Geschichten:Wo Fuchs und Greif sich treffen - Theoretische Gespräche
8. Ingerimm 1042 BF, Burg Trollwacht, Freiherrlich Zackenberg
Die Hofgeweihte saß mit dem Meister der Schreibstube in dessen Arbeitszimmer. Seit ihrer nächtlichen Begegnung in der Burgkapelle verbrachten die Beiden immer öfters ihre Zeit gemeinsam. Es war nicht so als ob es so große Überschneidungen in ihrer täglich anfallenden Arbeit gab, geschweige denn viel zu erledigen. Viel mehr war es so, dass beide die Nähe des jeweils anderen genossen. Freilich, offen ausgesprochen hatte noch keiner von ihnen diesen Fakt. Warum sollte man auch offensichtliches aussprechen?
Salix saß vor seinem großen Schreibtisch, der aus dunklem Holz gefertigt und an den Rändern mit Schnitzereien in Form von Fischen, Wellen und Bergen versehen war. Auf dem Tisch selbst stapelten sich leere Seiten Pergament, einige Kohlestifte, Feder und zwei Tintenfässchen. Der Tisch selbst stand vor einem kleinen Fenster, aus dem man einen hervorragenden Blick auf die Zacken werfen konnte.

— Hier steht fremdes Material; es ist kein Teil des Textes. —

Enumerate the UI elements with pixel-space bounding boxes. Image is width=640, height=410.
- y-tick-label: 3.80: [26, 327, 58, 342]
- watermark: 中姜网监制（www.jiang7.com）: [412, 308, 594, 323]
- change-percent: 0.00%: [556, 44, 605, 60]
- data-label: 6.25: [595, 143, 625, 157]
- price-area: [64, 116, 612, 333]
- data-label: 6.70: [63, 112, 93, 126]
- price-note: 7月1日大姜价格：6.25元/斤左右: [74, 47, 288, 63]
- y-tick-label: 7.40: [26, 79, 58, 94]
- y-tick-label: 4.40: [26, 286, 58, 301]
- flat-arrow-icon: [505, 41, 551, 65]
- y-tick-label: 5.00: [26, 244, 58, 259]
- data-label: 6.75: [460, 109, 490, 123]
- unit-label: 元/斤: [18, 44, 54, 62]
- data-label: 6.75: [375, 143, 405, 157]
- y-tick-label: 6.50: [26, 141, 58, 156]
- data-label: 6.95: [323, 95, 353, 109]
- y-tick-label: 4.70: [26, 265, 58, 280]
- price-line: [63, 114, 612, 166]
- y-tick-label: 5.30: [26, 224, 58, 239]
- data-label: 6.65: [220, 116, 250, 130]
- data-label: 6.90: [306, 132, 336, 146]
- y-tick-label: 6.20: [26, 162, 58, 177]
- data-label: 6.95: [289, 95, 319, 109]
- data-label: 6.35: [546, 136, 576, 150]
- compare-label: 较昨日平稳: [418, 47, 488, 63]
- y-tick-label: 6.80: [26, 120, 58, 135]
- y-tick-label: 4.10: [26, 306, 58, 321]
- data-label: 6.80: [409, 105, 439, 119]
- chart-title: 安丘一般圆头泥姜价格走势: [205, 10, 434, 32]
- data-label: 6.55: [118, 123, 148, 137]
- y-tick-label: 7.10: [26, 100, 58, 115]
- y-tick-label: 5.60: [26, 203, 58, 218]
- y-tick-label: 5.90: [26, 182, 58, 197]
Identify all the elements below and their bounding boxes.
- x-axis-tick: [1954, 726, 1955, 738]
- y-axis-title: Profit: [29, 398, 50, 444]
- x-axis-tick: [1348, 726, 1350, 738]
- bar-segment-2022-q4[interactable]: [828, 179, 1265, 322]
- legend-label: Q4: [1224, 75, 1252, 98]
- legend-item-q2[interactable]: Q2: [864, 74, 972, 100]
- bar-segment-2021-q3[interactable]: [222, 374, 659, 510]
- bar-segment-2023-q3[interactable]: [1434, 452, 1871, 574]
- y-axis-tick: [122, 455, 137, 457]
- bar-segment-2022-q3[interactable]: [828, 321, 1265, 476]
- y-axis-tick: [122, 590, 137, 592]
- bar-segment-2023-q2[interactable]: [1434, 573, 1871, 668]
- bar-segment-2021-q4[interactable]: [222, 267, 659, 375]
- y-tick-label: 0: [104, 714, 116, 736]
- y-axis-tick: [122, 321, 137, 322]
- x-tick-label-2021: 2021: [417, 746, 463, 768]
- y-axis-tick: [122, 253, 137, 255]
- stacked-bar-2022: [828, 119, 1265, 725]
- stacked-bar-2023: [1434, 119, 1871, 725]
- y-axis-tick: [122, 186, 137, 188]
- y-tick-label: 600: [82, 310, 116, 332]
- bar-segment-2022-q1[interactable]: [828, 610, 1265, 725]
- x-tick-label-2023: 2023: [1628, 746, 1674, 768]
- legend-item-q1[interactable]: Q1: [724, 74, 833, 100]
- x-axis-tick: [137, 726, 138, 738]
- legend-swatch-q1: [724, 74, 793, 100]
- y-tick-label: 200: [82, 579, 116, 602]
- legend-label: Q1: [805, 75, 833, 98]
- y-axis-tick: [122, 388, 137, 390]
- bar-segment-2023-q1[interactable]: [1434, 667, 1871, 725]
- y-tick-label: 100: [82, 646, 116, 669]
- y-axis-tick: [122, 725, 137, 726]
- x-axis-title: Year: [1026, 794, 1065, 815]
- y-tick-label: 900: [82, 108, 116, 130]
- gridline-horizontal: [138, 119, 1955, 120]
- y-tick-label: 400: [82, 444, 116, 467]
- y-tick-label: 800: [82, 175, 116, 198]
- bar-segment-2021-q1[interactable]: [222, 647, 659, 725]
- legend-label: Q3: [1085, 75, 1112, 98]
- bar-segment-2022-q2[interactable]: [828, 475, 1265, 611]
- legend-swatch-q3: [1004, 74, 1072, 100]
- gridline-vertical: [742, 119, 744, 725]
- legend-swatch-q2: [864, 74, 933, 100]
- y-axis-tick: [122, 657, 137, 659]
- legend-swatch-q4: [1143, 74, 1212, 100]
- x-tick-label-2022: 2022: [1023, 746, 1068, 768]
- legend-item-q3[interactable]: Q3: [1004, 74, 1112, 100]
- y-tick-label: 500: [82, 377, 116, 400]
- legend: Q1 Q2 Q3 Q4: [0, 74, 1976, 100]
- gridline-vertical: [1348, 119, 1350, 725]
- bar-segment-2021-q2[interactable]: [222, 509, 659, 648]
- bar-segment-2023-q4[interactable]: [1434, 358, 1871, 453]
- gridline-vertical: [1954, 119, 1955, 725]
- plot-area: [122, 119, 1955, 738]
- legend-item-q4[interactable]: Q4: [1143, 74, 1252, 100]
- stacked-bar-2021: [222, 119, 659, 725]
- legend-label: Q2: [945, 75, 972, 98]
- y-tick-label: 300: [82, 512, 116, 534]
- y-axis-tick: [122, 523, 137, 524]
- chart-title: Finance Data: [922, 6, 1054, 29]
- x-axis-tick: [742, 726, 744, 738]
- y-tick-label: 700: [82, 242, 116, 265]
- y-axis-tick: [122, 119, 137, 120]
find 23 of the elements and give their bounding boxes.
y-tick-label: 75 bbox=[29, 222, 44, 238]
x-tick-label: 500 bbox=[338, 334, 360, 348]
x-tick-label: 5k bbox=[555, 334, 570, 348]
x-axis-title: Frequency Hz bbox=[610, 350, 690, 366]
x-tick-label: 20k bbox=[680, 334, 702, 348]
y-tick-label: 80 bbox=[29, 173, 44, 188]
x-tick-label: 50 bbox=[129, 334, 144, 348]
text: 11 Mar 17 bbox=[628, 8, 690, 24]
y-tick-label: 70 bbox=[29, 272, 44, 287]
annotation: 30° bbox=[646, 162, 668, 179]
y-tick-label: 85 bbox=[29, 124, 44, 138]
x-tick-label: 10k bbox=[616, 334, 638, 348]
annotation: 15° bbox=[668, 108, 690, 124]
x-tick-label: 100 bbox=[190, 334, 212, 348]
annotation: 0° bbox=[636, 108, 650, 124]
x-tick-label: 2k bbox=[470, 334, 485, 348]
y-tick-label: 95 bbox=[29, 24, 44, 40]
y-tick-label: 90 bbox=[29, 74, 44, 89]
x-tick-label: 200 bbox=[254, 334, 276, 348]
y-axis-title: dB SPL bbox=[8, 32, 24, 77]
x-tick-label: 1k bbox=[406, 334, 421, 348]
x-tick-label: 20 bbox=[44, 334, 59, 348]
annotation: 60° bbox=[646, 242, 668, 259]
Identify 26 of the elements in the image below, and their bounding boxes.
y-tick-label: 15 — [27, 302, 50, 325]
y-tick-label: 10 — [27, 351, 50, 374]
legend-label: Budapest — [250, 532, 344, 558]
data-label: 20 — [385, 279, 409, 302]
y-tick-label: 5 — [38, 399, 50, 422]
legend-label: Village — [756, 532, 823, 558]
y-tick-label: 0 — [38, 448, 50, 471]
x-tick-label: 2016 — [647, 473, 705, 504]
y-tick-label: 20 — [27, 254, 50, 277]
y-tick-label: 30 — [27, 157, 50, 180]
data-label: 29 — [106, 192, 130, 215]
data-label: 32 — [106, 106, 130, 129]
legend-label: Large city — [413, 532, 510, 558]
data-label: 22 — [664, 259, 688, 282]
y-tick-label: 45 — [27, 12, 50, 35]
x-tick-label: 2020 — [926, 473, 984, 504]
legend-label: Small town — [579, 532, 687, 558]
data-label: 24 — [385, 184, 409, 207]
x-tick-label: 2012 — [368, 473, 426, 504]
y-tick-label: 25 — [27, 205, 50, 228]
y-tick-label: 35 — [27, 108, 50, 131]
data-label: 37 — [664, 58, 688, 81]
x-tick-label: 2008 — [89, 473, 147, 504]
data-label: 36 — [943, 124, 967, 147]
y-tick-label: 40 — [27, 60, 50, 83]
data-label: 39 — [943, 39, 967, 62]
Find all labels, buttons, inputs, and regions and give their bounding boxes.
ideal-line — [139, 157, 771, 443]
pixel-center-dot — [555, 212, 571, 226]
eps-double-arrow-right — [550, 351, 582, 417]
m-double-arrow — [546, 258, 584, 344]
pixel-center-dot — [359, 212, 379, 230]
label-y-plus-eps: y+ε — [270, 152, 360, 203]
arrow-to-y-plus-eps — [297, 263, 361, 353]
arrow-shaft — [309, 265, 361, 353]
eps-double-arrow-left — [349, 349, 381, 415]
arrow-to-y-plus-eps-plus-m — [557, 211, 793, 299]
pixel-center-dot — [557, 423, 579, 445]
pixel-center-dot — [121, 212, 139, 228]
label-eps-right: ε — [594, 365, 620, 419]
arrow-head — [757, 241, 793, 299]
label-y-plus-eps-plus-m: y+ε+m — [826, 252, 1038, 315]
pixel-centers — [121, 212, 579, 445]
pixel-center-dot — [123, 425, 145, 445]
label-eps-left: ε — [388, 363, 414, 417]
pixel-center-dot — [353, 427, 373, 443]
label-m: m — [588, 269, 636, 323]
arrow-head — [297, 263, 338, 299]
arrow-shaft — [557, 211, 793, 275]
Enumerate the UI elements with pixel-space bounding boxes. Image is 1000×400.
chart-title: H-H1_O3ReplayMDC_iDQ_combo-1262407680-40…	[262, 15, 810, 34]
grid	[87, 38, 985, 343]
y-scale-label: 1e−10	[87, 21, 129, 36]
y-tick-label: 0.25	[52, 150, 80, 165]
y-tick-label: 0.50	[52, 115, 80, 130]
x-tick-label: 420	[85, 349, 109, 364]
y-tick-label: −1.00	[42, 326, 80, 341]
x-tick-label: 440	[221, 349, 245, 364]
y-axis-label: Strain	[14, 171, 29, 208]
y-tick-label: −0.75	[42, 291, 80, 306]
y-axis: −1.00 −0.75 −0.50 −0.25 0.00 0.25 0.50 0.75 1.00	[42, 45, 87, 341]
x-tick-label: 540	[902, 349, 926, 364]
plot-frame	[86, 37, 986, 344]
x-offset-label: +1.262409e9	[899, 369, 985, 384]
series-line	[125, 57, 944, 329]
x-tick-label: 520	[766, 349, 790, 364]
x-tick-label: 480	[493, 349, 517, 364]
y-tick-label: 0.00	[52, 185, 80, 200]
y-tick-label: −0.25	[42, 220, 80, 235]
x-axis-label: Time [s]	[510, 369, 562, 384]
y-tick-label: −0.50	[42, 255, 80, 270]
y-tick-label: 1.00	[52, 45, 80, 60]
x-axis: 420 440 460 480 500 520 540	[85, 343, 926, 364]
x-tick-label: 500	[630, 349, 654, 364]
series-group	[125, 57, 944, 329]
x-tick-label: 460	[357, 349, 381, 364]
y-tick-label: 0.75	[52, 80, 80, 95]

Ansonsten war der Raum recht kahl, ein größerer Schrank, bestehend aus dem gleichen Holz wie der Tisch, stand an einer Seite und schräg, etwas hinter Salix, stand ein zweiter Stuhl, auf dem Orlana Platz genommen hatte.
Der junge Mann öffnete gerade ein Schreiben, welches unverkennbar aus Wasserburg kam. Interessiert laß er sich das kurze Schreiben durch und schmunzelte etwas, was Orlana wiederum aufmerksam vernahm, mit frivoler Stimme fragte sie, "was lest Ihr da, was euch solch Schmunzeln in das Gesicht treibt?".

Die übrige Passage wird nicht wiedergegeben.